Diante de tal situação, os estudiosos presentes propuseram coisas ainda mais concretas, como o estimulo ao financiamento de instalação de módulos de células voltaicas nas casas das famílias do bioma Caatinga semi-árida, assumindo o compromisso e viabilizando que a energia produzida seja jogada na rede interligada de energia elétrica. De acordo com o proposto, assim será possível uma porta de saída do Bolsa Família e de outros benefícios do governo federal, pois por meio da instalação de contadores será possível identificar o que será produzido e o que será consumido pelas famílias, podendo assim, ser a diferença utilizada como renda para a família produtora.

"Esta prática já existe e está consolidada em países europeus, que conta com um terço da luz solar direta da Caatinga, e assim mesmo chega a gerar 1000 euros por mês para famílias camponesas; em nosso caso, esta renda significará uma porta de saída do Bolsa Família para muitas famílias", argumentaram. Para completar esta proposta, o governo pode ainda reconhecer e estimular a tecnologia de produção de células fotovoltaicas desenvolvida por pesquisadores do Instituto de Física da Pontifícia Universidade Católica de Porto Alegre (PUC), que já passou por testes pré-industriais e tem sua produtividade comprovada.

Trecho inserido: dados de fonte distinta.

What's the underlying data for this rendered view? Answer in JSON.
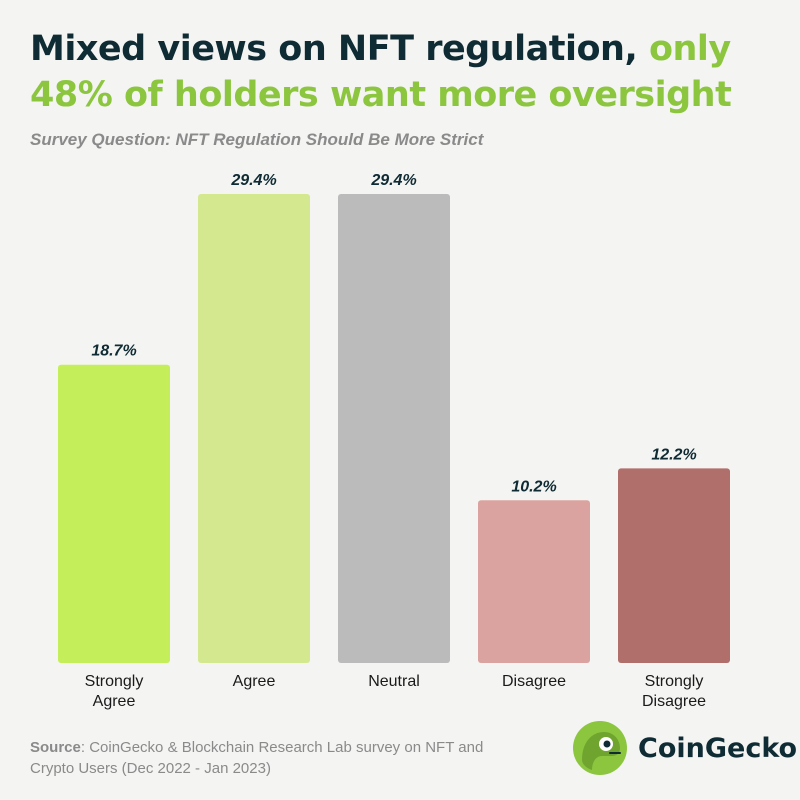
{
  "title": {
    "part1": "Mixed views on NFT regulation,",
    "part2": "only",
    "part3": "48% of holders want more oversight"
  },
  "subtitle": "Survey Question: NFT Regulation Should Be More Strict",
  "chart_data": {
    "type": "bar",
    "categories": [
      "Strongly Agree",
      "Agree",
      "Neutral",
      "Disagree",
      "Strongly Disagree"
    ],
    "category_lines": [
      [
        "Strongly",
        "Agree"
      ],
      [
        "Agree"
      ],
      [
        "Neutral"
      ],
      [
        "Disagree"
      ],
      [
        "Strongly",
        "Disagree"
      ]
    ],
    "values": [
      18.7,
      29.4,
      29.4,
      10.2,
      12.2
    ],
    "value_labels": [
      "18.7%",
      "29.4%",
      "29.4%",
      "10.2%",
      "12.2%"
    ],
    "colors": [
      "#c5ef5a",
      "#d4e88f",
      "#bbbbbb",
      "#dba39f",
      "#b06f6b"
    ],
    "unit": "%",
    "ylim": [
      0,
      29.4
    ],
    "grid": false,
    "legend": "none"
  },
  "source": {
    "label": "Source",
    "text": ": CoinGecko & Blockchain Research Lab survey on NFT and Crypto Users (Dec 2022 - Jan 2023)"
  },
  "logo": {
    "name": "CoinGecko",
    "icon": "gecko-logo-icon",
    "accent": "#8cc63f"
  }
}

A partir da consolidação do Projeto Caatinga de Produção de Energia Solar, o Programa pode ser estendido a outras regiões ricas em sol, como o Cerrado e Amazônia, podendo chegar com sucesso também ao Pantanal, à Mata Atlântica, Pampa e Zona Costeira, tornando o sol a principal fonte de geração de energia elétrica, sempre de forma descentralizada, com participação das famílias e comunidades.

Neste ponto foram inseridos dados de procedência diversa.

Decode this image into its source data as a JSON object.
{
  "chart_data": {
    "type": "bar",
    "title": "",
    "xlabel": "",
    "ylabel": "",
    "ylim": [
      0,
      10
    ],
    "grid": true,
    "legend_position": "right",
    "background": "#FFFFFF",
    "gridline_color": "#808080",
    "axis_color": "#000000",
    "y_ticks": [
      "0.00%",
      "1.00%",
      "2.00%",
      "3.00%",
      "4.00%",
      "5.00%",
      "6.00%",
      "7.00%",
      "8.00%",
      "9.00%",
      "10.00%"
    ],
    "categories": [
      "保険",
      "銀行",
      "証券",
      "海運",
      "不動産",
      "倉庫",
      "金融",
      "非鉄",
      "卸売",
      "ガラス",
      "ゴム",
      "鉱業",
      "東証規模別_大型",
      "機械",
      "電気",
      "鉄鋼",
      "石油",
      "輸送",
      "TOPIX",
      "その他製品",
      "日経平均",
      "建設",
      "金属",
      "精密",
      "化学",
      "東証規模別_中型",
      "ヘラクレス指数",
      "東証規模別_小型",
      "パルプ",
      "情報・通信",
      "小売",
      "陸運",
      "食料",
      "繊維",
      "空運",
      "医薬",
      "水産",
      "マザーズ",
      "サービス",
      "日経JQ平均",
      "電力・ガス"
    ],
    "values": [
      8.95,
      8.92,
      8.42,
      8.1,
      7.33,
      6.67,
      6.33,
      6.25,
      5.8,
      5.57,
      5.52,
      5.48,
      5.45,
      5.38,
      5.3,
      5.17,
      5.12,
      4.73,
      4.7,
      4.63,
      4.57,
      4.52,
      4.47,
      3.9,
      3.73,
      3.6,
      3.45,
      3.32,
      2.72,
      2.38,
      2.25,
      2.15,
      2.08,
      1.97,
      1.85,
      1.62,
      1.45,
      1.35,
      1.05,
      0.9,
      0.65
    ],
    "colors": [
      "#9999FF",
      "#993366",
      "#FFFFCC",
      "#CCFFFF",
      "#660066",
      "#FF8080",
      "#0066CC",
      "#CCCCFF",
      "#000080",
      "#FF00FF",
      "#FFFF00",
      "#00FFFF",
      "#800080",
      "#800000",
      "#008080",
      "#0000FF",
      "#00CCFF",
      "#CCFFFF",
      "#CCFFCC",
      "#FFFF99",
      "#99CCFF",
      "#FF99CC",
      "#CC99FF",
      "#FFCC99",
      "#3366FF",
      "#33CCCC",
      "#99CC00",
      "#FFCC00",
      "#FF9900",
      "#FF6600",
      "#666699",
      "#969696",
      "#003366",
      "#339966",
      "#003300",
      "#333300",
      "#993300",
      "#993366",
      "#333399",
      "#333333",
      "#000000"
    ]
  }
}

Por outro lado, com igual orientação política descentralizadora, promovendo a participação das comunidades nas decisões referentes à construção, produção e uso, também poderia ser implementado um Programa de Energia Eólica em âmbito nacional, dando preferência às áreas ricas em ventos e empobrecidas socialmente. O uso pode aumentar a autonomia das comunidades, fonte essencial de outras mudanças urgentes: produção e uso do necessário o mais próximo possível, diminuição do uso de meios de transporte, diminuição do gosto de energia.